DEEPCAT: Degradable Plastics

Plastics that can be degraded should they find their way into the environment: To achieve this goal, Stefan Mecking, professor of chemistry at the University of Konstanz, was awarded an Advanced Grant by the European Research Council (ERC). Stefan Mecking and his research team have been awarded approximately 2.5 million euros in funding to study degradable plastics that can degrade at the molecular level at designed break points without harming the environment.

“We live in the age of plastics. Plastics make our lives better in many essential ways. They allow us to engineer better, more stable and lighter products”, explains Stefan Mecking. “In light of the myriad applications of plastics, the question naturally arises: What happens when they find their way into the environment – even if they were to be handled more responsibly in the future? Plastics that do not persist in the environment for decades or even longer would be highly desirable”. The chemist addresses this challenge in the case of polyethylene, the most widely used plastic in the world.

Prof. Dr. Stefan Mecking. Image: University of Konstanz

At the molecular level, plastics consist of long chain-like molecules.

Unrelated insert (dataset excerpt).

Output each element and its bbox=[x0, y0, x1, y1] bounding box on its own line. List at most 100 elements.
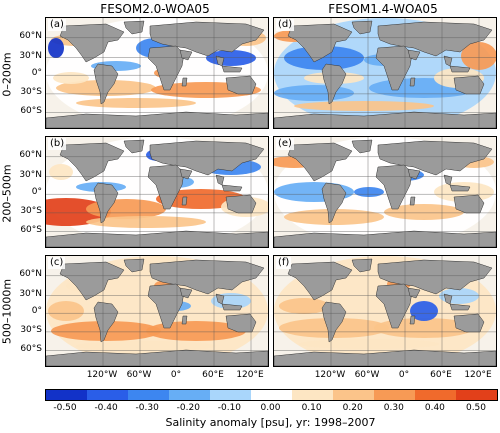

In order to render plastics degradable, designed break points can be included in these chains. These enable a slow degradation in, for example, a marine environment. In the case of polyethylene, catalytic processes are used to produce the chain molecules in a very effective way. However, existing processes are very sensitive and not capable of introducing the desired break points. To overcome this limitation, one of Stefan Mecking’s goals is to develop new catalysts for these processes. As feedstocks, both petroleum-based building blocks as well as sustainable plant oils are explored. The research project is not limited to identifying suitable types of break points and learning how to produce them. By means of degradation studies, the research team will shed light on how their materials break down into smaller fragments and their further fate.